A Graftable Quaternary Ammonium Biocidal Polymer Reduces Biofilm Formation and Ensures Biocompatibility of Medical Devices

Abstract

AbstractA quaternized polyvinylpyridine (Q‐PVP) polymer methanolic solution synthesized in a single step is used to covalently graft titanium surfaces. Q‐PVP is quaternized with varying N+/N ratios. 1 cm2 pure titanium plates are polished and activated. Treated samples are grafted by spin coating or dip‐coating (grafting‐to method). Surfaces are characterized by X‐ray photoelectron spectroscopy, polarization modulation reflection absorption IR spectroscopy, atomic force microscopy, scanning electron microscopy, and surface charge density calculation. Polymer leaching is assessed at 7 days.

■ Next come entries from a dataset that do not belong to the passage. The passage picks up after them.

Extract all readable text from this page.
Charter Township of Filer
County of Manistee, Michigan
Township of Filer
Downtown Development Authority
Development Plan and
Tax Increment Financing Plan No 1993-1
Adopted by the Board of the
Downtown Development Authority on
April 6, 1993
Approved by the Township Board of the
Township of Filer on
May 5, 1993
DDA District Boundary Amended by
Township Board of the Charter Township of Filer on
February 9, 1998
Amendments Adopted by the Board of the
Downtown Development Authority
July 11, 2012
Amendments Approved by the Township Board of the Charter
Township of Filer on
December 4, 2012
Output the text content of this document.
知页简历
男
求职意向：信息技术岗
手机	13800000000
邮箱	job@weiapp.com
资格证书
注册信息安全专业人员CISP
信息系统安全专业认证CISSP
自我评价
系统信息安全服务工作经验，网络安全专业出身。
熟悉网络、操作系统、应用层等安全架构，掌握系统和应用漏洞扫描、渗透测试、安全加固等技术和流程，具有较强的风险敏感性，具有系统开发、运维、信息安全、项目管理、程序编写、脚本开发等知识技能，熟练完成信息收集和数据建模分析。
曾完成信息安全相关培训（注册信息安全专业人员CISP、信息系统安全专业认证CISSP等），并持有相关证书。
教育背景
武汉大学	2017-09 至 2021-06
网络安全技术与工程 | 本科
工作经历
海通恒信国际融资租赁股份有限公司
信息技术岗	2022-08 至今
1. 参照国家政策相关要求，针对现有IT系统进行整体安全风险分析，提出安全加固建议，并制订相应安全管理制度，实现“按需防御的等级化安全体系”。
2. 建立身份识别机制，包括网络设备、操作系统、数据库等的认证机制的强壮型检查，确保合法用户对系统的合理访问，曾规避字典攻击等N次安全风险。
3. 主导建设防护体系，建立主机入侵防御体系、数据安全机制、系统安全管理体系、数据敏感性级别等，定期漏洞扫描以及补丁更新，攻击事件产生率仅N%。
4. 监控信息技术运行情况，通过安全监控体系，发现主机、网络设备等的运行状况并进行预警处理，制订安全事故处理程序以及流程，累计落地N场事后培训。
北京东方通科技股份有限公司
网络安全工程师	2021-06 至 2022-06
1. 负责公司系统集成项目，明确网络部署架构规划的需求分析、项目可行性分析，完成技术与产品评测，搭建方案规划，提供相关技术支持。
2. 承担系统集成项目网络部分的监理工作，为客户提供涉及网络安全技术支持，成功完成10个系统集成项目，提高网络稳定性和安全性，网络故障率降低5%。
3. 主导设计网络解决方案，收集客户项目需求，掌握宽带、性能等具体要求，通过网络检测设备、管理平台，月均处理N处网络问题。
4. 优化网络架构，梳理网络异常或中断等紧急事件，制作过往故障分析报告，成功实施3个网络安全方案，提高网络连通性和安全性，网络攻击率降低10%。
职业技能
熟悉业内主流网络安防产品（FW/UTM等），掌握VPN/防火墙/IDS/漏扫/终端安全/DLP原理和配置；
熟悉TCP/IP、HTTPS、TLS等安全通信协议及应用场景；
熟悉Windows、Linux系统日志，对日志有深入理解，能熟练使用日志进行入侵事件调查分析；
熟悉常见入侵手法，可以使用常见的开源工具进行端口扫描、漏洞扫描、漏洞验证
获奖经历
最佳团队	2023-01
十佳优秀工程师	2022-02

Biocompatibility is assessed on MC3T3 and L929 cells (MTT‐assay) and SEM. In vitro antibacterial activity is assessed on methicillin‐resistant Staphylococcus aureus (MRSA) at 1 and 24 h (37 °C in brain heart infusion) and at 7 days in a biofilm model. Polymers exceeding 31.3 ± 0.7% quaternization led to bactericidal surfaces. Bactericidal activity increased with surface cationic density. Surface cationic density and biocompatibility are inversely correlated. Polymers with 44.6 ± 1.2% quaternization are antibacterial and biocompatible. High‐density Q‐PVP inhibited MRSA biofilm formation. Q‐PVP is a promising candidate for antibacterial surface modification. Further in vivo studies are required.